Derrière son comptoir, dans une parfumerie du quartier de Petare à Caracas, Eidis se désole des rayons presque vides. Mais dans la rue, sur les étals du marché noir, on trouve de tout : "c'est une mafia", soupire-t-elle. "Le client nous demande du shampoing, du savon ou du dentifrice et on doit lui répondre qu'il n'y en a pas. Il sort dans la rue et là, il y en a. Evidemment, en payant le prix qu'ils demandent!", explique à l'AFP Eidis Alquerque, 31 ans.
A Petare, quartier le plus peuplé de la capitale vénézuélienne, les vendeurs ambulants ont proliféré ces dernières années, alors que le pays, en crise économique, souffre de graves pénuries de produits basiques (huile, farine, déodorant...) et de médicaments. Installés à quelques mètres seulement des magasins, ces "bachaqueros", comme on appelle communément les revendeurs au noir, proposent des produits introuvables ailleurs. Mais avec un surcoût de 1.000 à 4.000%.
Mais même eux commencent à être rattrapés par la pénurie : seuls quelques produits d'hygiène et catégories d'aliments étaient disponibles cette semaine, lors d'une visite réalisée par une équipe de l'AFP.
"Ma fille a besoin de lait en poudre, mais il n'y en a pas", confie Maria Dorreigo, portant à bout de bras sa fillette de deux ans. Elle dit éviter autant que possible d'acheter au marché noir "car tout y est trop cher". C'est pour elle "le dernier recours".
Un shampoing, vendu 36,92 bolivars en magasin, atteint à Petare le prix mirobolant de 1.500 bolivars (3 dollars au taux officiel, 1,5 dollar au marché noir) : presque 10% du salaire minimum au Venezuela.
"Avant ce n'était pas comme ça. Cela fait deux ans que ça dure", raconte Eidis Alquerque à propos de la foule de "bachaqueros" occupant les trottoirs du quartier.
Après avoir disposé des articles d'hygiène à même le sol, un de ces revendeurs, qui ne veut pas donner son nom, explique à l'AFP : "Comment nous fixons les prix? On nous amène de la marchandise et nous rajoutons au prix 300, 400 ou 500 bolivars en plus".
Il n'en dira pas plus : à ses côtés, une femme proposant elle aussi des produits en vente lui lance un regard noir, l'incitant à se taire.
Six à huit heures de queue
Autrefois riche pays pétrolier, le Venezuela s'est effondré à mesure que chutaient les cours du brut, source de 96% de ses devises.
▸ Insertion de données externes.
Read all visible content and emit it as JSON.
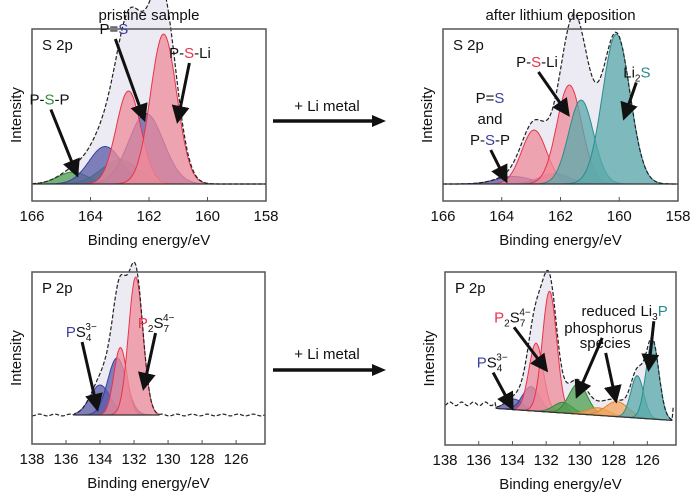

Alors qu'il importe quasiment tout ce qu'il consomme, il n'a plus l'argent pour financer ces importations, ce qui explique que plus des deux tiers des aliments et médicaments sont introuvables dans le pays.
Selon Fedecamaras, fédération patronale regroupant la majorité des entreprises privées, 85% de l'appareil industriel vénézuélien est paralysé, la faute selon elle au gouvernement qui ne délivre qu'au compte-gouttes les devises dont ont besoin les entreprises.
Le président socialiste Nicolas Maduro assure au contraire que ce sont les chefs d'entreprise qui mènent une "guerre économique", créant artificiellement la pénurie pour le déstabiliser.
Quelle que soit l'explication, pour les habitants la conséquence est la même : face aux supermarchés, "il faut faire la queue. Moi je fais la queue où je peux trouver des choses pour ma fille", relate Maria Dorreigo.
Maria fait partie des 60% de Vénézuéliens faisant la queue pendant six à huit heures pour acheter de la nourriture, selon l'ONG Provea (Programme vénézuélien d'éducation-action autour des droits de l'homme).
Tandis que l'opposition de centre-droit cherche à faire partir Nicolas Maduro via un référendum, la situation risque de dégénérer dans ce pays à bout de souffle, qui est aussi l'un des plus violents au monde.
L'Observatoire vénézuélien de conflictualité sociale a recensé 680 manifestations contre le manque de nourriture, lors des cinq premiers mois de l'année, 254 pillages ou tentatives de pillage.
Ces deux dernières semaines, Petare a été l'épicentre de protestations dénonçant la pénurie et débouchant souvent sur des actes de violences, avec le saccage de commerces et de camions remplis de vivres.
A une centaine de mètres de la principale sortie du métro du quartier, trois adolescents cernaient un homme pour le voler, a constaté l'AFP au moment de sa visite.